Corea del Nord: lo sforzo diplomatico sino-russo sta creando le premesse per un allentamento della tensione tra le due Coree. Gli Stati Uniti sono stati presi in contropiede dalle recenti mosse concilianti di Pyongyang, ma c’è da giurare che Putin e Xi Jinping non permetteranno un’escalation della tensione.

Unione europea: la vicenda delle “spie russe” espulse dal Regno Unito e le ritorsioni equivalenti di Mosca appare un grave incidente di percorso nel progressivo riavvicinamento promosso da alcuni Paesi europei alla Russia (Germania, Francia e Italia in testa), dopo le sanzioni imposte per la vicenda ucraina. Il clima volge al peggio, ma le prossime settimane diranno se prevarranno i falchi o le colombe.

Trump e Xi Jinping: le accuse rivolte alla Russia di avere sostenuto Trump nella sua elezione a presidente Usa non cessano di far passare notti insonni agli statunitensi. Sono di ieri le accuse di incompetenza e di accanimento espresse da Trump contro la commissione di inchiesta parlamentare. Nei fatti Trump e Putin si guardano a distanza, mantengono le loro posizioni, ma non arrivano mai a scontrarsi direttamente. Putin probabilmente cercherà di mantenere lo status quo attuale. Analogamente cercherà di mantenere i buoni rapporti che attualmente lo legano al regime di Pechino.
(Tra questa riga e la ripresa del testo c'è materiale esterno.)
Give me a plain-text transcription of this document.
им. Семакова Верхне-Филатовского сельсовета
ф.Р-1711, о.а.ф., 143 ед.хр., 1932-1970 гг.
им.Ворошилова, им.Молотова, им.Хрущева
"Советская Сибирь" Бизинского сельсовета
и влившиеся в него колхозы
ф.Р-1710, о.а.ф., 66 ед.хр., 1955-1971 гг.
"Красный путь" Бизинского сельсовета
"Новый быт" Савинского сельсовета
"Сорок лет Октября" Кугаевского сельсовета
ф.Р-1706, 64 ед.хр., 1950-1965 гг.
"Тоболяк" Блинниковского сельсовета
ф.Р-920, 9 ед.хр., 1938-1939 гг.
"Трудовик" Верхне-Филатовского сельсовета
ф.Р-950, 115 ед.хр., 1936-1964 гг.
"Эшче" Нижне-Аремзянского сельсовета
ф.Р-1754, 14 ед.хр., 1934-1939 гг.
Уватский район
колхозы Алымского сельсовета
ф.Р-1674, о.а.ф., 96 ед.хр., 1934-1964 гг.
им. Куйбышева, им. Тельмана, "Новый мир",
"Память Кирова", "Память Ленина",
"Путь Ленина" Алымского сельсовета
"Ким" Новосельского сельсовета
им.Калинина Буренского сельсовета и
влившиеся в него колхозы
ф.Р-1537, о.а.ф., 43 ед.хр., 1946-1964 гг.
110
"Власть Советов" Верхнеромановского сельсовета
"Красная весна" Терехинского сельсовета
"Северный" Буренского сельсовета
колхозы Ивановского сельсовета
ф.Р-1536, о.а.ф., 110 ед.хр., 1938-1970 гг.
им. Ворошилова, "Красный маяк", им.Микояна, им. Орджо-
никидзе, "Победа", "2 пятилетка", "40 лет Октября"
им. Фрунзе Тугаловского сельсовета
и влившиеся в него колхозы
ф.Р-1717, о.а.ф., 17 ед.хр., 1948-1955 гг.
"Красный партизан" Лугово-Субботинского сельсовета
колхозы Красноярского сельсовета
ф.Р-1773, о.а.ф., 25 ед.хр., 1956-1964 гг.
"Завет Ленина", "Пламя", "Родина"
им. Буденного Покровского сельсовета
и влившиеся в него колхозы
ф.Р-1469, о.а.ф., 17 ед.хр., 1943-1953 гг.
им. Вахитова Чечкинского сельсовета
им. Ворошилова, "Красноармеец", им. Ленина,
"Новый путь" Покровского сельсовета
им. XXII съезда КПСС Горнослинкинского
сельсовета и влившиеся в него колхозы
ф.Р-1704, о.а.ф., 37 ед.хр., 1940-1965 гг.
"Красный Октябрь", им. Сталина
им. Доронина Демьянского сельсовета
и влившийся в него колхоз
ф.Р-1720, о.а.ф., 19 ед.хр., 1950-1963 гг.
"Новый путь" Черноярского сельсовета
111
Ma il dossier più spinoso sul tavolo di Putin non è di politica internazionale, ma interna: si tratta della crisi economica che ancora sta attanagliando la Russia. Una crisi determinata dalla crisi finanziaria e petrolifera del 2008 (anche se le riserve di gas della Federazione russa sono elevatissime, compensando il calo del petrolio), ma accentuata dal declino demografico nella intera federazione. L’iperattivismo di Putin in politica estera è dovuto anche e soprattutto alle difficoltà interne in materia economica. Senza dimenticare la questione del rinnovamento della classe politica russa, per il quale Putin ha detto di voler impegnarsi intensamente.